The Singapore Collaboration Suite, originally developed by ByteDance, was used as an internal tool to achieve its own exponential growth. It began providing teachers and students with unlimited video conferencing time, machine translation, collaborative real-time editing of project work, and calendar arrangements.
To achieve this goal quickly in times of crisis, Lark Suite has strengthened its global server infrastructure and engineering capabilities for reliable connections.
But the scenario in Bangladesh is not some impressive thing to look at.
Since the start of the pandemic, the government has introduced alternative learning programs such as online courses, teacher tracking, as well as radio and television broadcasts.
However, due to accessibility issues, such measures have not been a viable alternative to physics courses. The Education Observation Report 2020 released by the Mass Education Campaign (CAMPE) found that 58 per cent of the students surveyed are not adequately equipped with electronic devices or smartphones to access distance education services.

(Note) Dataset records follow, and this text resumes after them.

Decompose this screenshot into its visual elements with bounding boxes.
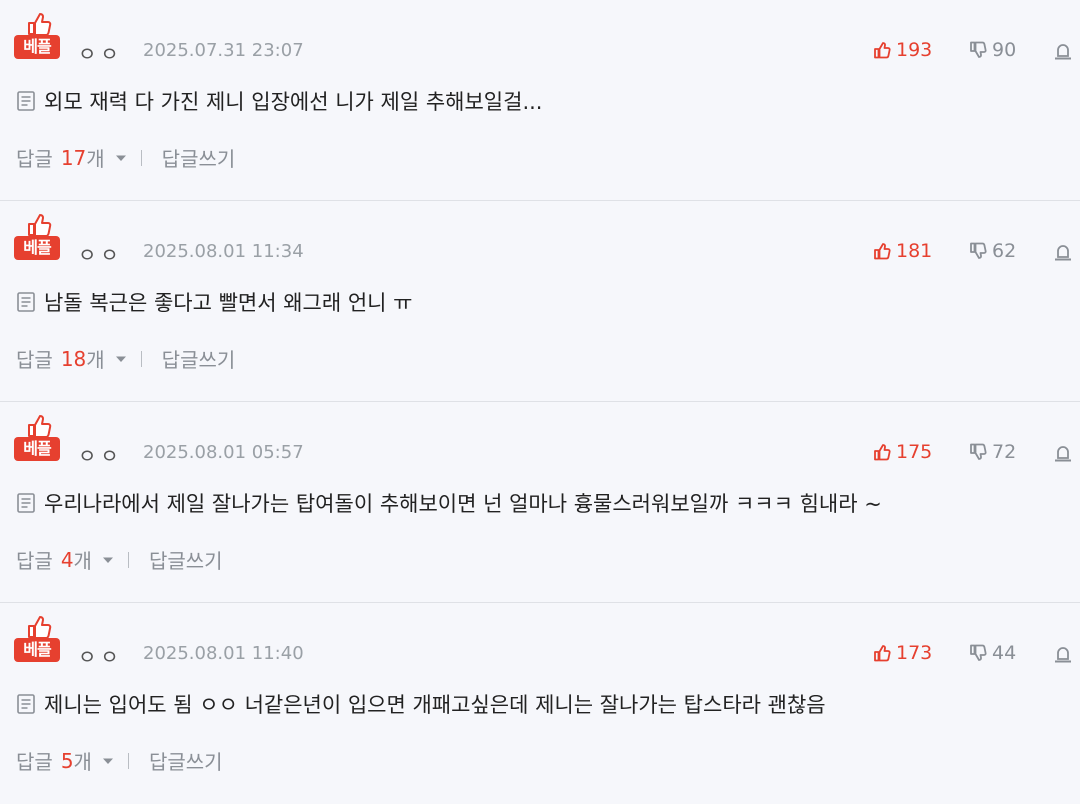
like-count: 175 (896, 441, 933, 463)
thumbs-up-icon (874, 243, 891, 260)
comment-footer: 답글 4 개 답글쓰기 (16, 545, 223, 574)
dislike-button[interactable]: 90 (969, 39, 1016, 61)
thumbs-down-icon (970, 443, 987, 460)
memo-icon (17, 694, 35, 714)
reply-unit: 개 (86, 348, 105, 372)
reply-count: 4 (60, 547, 74, 572)
comment-footer: 답글 17 개 답글쓰기 (16, 143, 235, 172)
author-name[interactable]: ㅇㅇ (78, 641, 123, 670)
dislike-count: 72 (992, 441, 1017, 463)
best-badge: 베플 (14, 615, 62, 665)
comment-body: 우리나라에서 제일 잘나가는 탑여돌이 추해보이면 넌 얼마나 흉물스러워보일까… (16, 488, 882, 518)
like-button[interactable]: 173 (873, 642, 932, 664)
thumbs-up-icon (874, 645, 891, 662)
best-label: 베플 (14, 638, 60, 662)
best-badge: 베플 (14, 414, 62, 464)
reply-toggle[interactable]: 답글 18 개 (16, 344, 141, 373)
write-reply-button[interactable]: 답글쓰기 (162, 344, 236, 373)
reply-unit: 개 (73, 750, 92, 774)
comment-list: 베플 ㅇㅇ 2025.07.31 23:07 193 90 외모 재력 다 가진… (0, 0, 1080, 804)
comment-text: 우리나라에서 제일 잘나가는 탑여돌이 추해보이면 넌 얼마나 흉물스러워보일까… (44, 492, 882, 516)
reply-label: 답글 (16, 750, 53, 774)
reply-unit: 개 (86, 147, 105, 171)
chevron-down-icon (102, 557, 113, 563)
dislike-count: 62 (992, 240, 1017, 262)
reply-count: 5 (60, 748, 74, 773)
comment-body: 외모 재력 다 가진 제니 입장에선 니가 제일 추해보일걸... (16, 86, 542, 116)
reply-unit: 개 (73, 549, 92, 573)
dislike-button[interactable]: 44 (969, 642, 1016, 664)
reply-count: 18 (60, 346, 87, 371)
like-button[interactable]: 175 (873, 441, 932, 463)
write-reply-button[interactable]: 답글쓰기 (149, 545, 223, 574)
best-label: 베플 (14, 437, 60, 461)
comment-text: 제니는 입어도 됨 ㅇㅇ 너같은년이 입으면 개패고싶은데 제니는 잘나가는 탑… (44, 693, 826, 717)
dislike-button[interactable]: 72 (969, 441, 1016, 463)
comment-body: 제니는 입어도 됨 ㅇㅇ 너같은년이 입으면 개패고싶은데 제니는 잘나가는 탑… (16, 689, 826, 719)
write-reply-button[interactable]: 답글쓰기 (149, 746, 223, 775)
thumbs-down-icon (970, 242, 987, 259)
comment-item: 베플 ㅇㅇ 2025.08.01 05:57 175 72 우리나라에서 제일 … (0, 402, 1080, 603)
chevron-down-icon (115, 155, 126, 161)
like-count: 181 (896, 240, 933, 262)
write-reply-button[interactable]: 답글쓰기 (162, 143, 236, 172)
best-label: 베플 (14, 35, 60, 59)
reply-label: 답글 (16, 147, 53, 171)
divider (127, 752, 129, 769)
comment-date: 2025.07.31 23:07 (143, 40, 304, 61)
dislike-button[interactable]: 62 (969, 240, 1016, 262)
best-badge: 베플 (14, 12, 62, 62)
comment-text: 남돌 복근은 좋다고 빨면서 왜그래 언니 ㅠ (44, 291, 413, 315)
comment-footer: 답글 5 개 답글쓰기 (16, 746, 223, 775)
divider (140, 350, 142, 367)
reply-label: 답글 (16, 549, 53, 573)
chevron-down-icon (102, 758, 113, 764)
reply-count: 17 (60, 145, 87, 170)
author-name[interactable]: ㅇㅇ (78, 38, 123, 67)
comment-item: 베플 ㅇㅇ 2025.07.31 23:07 193 90 외모 재력 다 가진… (0, 0, 1080, 201)
thumbs-up-icon (28, 616, 52, 639)
like-count: 193 (896, 39, 933, 61)
siren-icon[interactable] (1053, 41, 1073, 61)
comment-item: 베플 ㅇㅇ 2025.08.01 11:40 173 44 제니는 입어도 됨 … (0, 603, 1080, 804)
comment-date: 2025.08.01 11:40 (143, 643, 304, 664)
thumbs-down-icon (970, 41, 987, 58)
comment-body: 남돌 복근은 좋다고 빨면서 왜그래 언니 ㅠ (16, 287, 413, 317)
thumbs-up-icon (28, 214, 52, 237)
reply-toggle[interactable]: 답글 17 개 (16, 143, 141, 172)
thumbs-up-icon (874, 444, 891, 461)
best-label: 베플 (14, 236, 60, 260)
comment-text: 외모 재력 다 가진 제니 입장에선 니가 제일 추해보일걸... (44, 90, 543, 114)
dislike-count: 44 (992, 642, 1017, 664)
like-button[interactable]: 181 (873, 240, 932, 262)
chevron-down-icon (115, 356, 126, 362)
dislike-count: 90 (992, 39, 1017, 61)
comment-footer: 답글 18 개 답글쓰기 (16, 344, 235, 373)
reply-label: 답글 (16, 348, 53, 372)
thumbs-down-icon (970, 644, 987, 661)
like-button[interactable]: 193 (873, 39, 932, 61)
comment-date: 2025.08.01 11:34 (143, 241, 304, 262)
author-name[interactable]: ㅇㅇ (78, 239, 123, 268)
divider (127, 551, 129, 568)
memo-icon (17, 493, 35, 513)
thumbs-up-icon (28, 13, 52, 36)
memo-icon (17, 292, 35, 312)
like-count: 173 (896, 642, 933, 664)
best-badge: 베플 (14, 213, 62, 263)
reply-toggle[interactable]: 답글 4 개 (16, 545, 128, 574)
siren-icon[interactable] (1053, 644, 1073, 664)
thumbs-up-icon (874, 42, 891, 59)
siren-icon[interactable] (1053, 443, 1073, 463)
memo-icon (17, 91, 35, 111)
comment-item: 베플 ㅇㅇ 2025.08.01 11:34 181 62 남돌 복근은 좋다고… (0, 201, 1080, 402)
divider (140, 149, 142, 166)
author-name[interactable]: ㅇㅇ (78, 440, 123, 469)
siren-icon[interactable] (1053, 242, 1073, 262)
thumbs-up-icon (28, 415, 52, 438)
comment-date: 2025.08.01 05:57 (143, 442, 304, 463)
reply-toggle[interactable]: 답글 5 개 (16, 746, 128, 775)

According to a study by Save the Children, 90 per cent of people who successfully participated in distance education activities said they did not remember what they studied since the teacher did not follow up the course.
The campus is no exception as according to another report, a student spent only two minutes in virtual classes every day on average during the pandemic, which was six hours compared to physical classes.
At the same time, the duration of self-study of each student also declined to 115 minutes from 185 minutes, according to a Brac study done in May 2020.
Ever since the coronavirus outbreak first began in Bangladesh in March last year, the country's educational institutions have remained closed. As in the rest of the world, as the pandemic continues to spread, local authorities have been forced to repeatedly reschedule the reopening of schools, colleges and universities.
And this one-year gap in institutional education has already left a negative impact on students -- both mental and physical -- that needs to be taken care of.
Ensuring that the social and emotional needs of students are met, and that the most vulnerable groups continue to receive additional services, are now challenges for the government and schools.
During school closures, countries tried to cope with the welfare needs of different disadvantaged student groups. Students’ sense of belonging to the school community may be lost unless they can keep in touch through online resources such as Zoom for learning and social activities, such as virtual games and reading partners.
For disadvantaged students, the lack of social contact is particularly shocking. This includes students from broken homes, those who face domestic abuse, live with foster families, endure food insecurity or are homeless.
It can have a significant impact on the lives of students from lower socioeconomic levels and help prevent the education gap from widening. To support these students, many countries have taken initiatives, generally in cooperation with local associations, and using emergency funds.
Although most colleges and universities in the world integrate some form of online education into their courses, transferring all courses online can be challenging.
Although some universities may already have powerful online systems, smaller universities may struggle under the pressure of demand.
So, university course creators must work closely with their IT department to ensure that their courses can be supported online. With the popularity of online learning, universities must also ensure that students, faculty, and staff are protected on campus.
Although Covid-19 is high risk for people over the age of 60, traditional college students face a relatively low risk of disease.
However, in recent weeks, we have seen how fast the new variants are spreading in densely populated areas, with college campuses being no exception.
Educators should also be aware of students who have travelled extensively during the spring break, and remind those who have been abroad in heavily affected regions to be mindful about returning to campus.
Joy Banik is an Executive, Innovation and Technology at CGS. Views in this article are author’s own and do not necessarily reflect CGS policy.